Eddie Jones says England cannot give South Africa the opportunity to play their own game if his side are to triumph in the Rugby World Cup final.
England put in a dominant performance against two-time defending champions New Zealand in the semi-finals, claiming a 19-7 win in Yokohama and progressing to their first World Cup final since 2007.
South Africa were their opponents on that occasion, too, with the Springboks coming out on top 15-6 in Paris.
Rassie Erasmus' South Africa defeated Wales to tee up Saturday's rematch and, while their victory was less convincing than England's against the All Blacks, Jones sees no room for complacency.
The England coach wants his team to seize the initiative early again, having scored with a Manu Tuilagi try after just two minutes to stun New Zealand.
"We just want to go out there and play," Jones told a news conference. "The great thing for us is that we have done the preparation, we know we have done the preparation and we are ready for this occasion.
"We have spent four years getting ready for this occasion. That is why the players can be relaxed, that is why I can be relaxed, because we know we have done the work. We are not relaxed about knowing what is in front of us.
"We know South Africa are going to come hard. They have got a history of being the most physically intimidating team in the world, so we have got to take that away from them.
"The boys know what is ahead of them, everyone knows what is at stake, but because we have had such a good preparation, we can go out there and play without any fear.
"We have got to go out there and make the game, we've got to take the game to South Africa. We can't afford to go in the game and expect South Africa to give us a game.
"So our whole mindset this week is about taking the game to South Africa, playing with no fear, where can we take our game to, what level can we take our game to."
Mako Vunipola will start alongside his brother Billy in an unchanged side for England, and the prop is relishing his chance on the biggest stage.
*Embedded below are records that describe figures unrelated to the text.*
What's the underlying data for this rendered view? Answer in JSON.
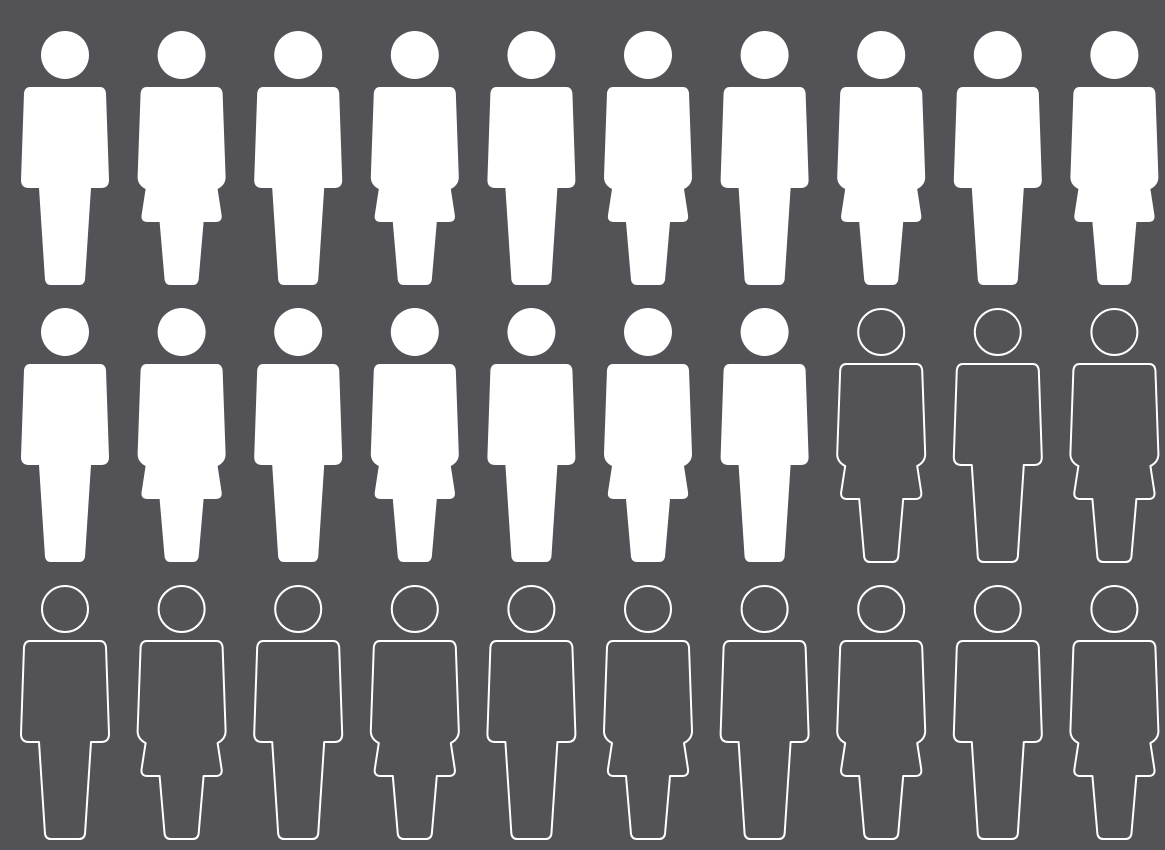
{
  "chart_data": {
    "type": "pictogram",
    "values": [
      17,
      13
    ],
    "color": "#ffffff",
    "columns": 10
  }
}
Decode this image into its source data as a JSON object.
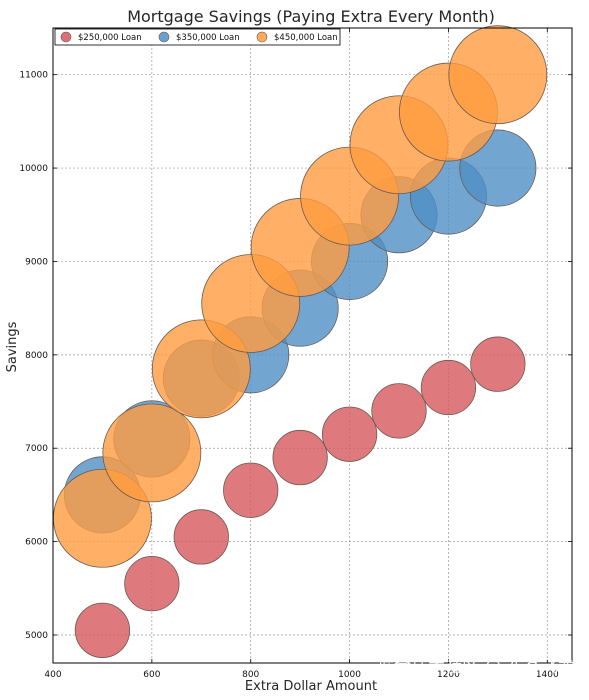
{
  "chart_data": {
    "type": "scatter",
    "title": "Mortgage Savings (Paying Extra Every Month)",
    "xlabel": "Extra Dollar Amount",
    "ylabel": "Savings",
    "xlim": [
      400,
      1450
    ],
    "ylim": [
      4700,
      11500
    ],
    "xticks": [
      400,
      600,
      800,
      1000,
      1200,
      1400
    ],
    "yticks": [
      5000,
      6000,
      7000,
      8000,
      9000,
      10000,
      11000
    ],
    "xtick_labels": [
      "400",
      "600",
      "800",
      "1000",
      "1200",
      "1400"
    ],
    "ytick_labels": [
      "5000",
      "6000",
      "7000",
      "8000",
      "9000",
      "10000",
      "11000"
    ],
    "grid": true,
    "legend_position": "top-left",
    "series": [
      {
        "name": "$250,000 Loan",
        "color": "#d6575d",
        "x": [
          500,
          600,
          700,
          800,
          900,
          1000,
          1100,
          1200,
          1300
        ],
        "y": [
          5050,
          5550,
          6050,
          6550,
          6900,
          7150,
          7400,
          7650,
          7900
        ],
        "sizes": [
          250,
          250,
          250,
          250,
          250,
          250,
          250,
          250,
          250
        ]
      },
      {
        "name": "$350,000 Loan",
        "color": "#4f8fc4",
        "x": [
          500,
          600,
          700,
          800,
          900,
          1000,
          1100,
          1200,
          1300
        ],
        "y": [
          6500,
          7100,
          7750,
          8000,
          8500,
          9000,
          9500,
          9700,
          10000
        ],
        "sizes": [
          350,
          350,
          350,
          350,
          350,
          350,
          350,
          350,
          350
        ]
      },
      {
        "name": "$450,000 Loan",
        "color": "#ff9c40",
        "x": [
          500,
          600,
          700,
          800,
          900,
          1000,
          1100,
          1200,
          1300
        ],
        "y": [
          6250,
          6950,
          7850,
          8550,
          9150,
          9700,
          10250,
          10600,
          11000
        ],
        "sizes": [
          450,
          450,
          450,
          450,
          450,
          450,
          450,
          450,
          450
        ]
      }
    ]
  },
  "watermark": "掘金技术社区 @ 布客飞龙"
}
"I didn't dream of it, not many people get the opportunity to play in a World Cup final," he told Sky Sports.
"Me and Billy are very fortunate we get to share it, with our whole family here as well. Once we get out there, it's just another game. We've got to go out there and do our bit for the team and keep it simple.
"[The team] have spent a long time together now and there's a bond and belief running through the team. We're very confident of what we have in the group but very aware of the challenge ahead."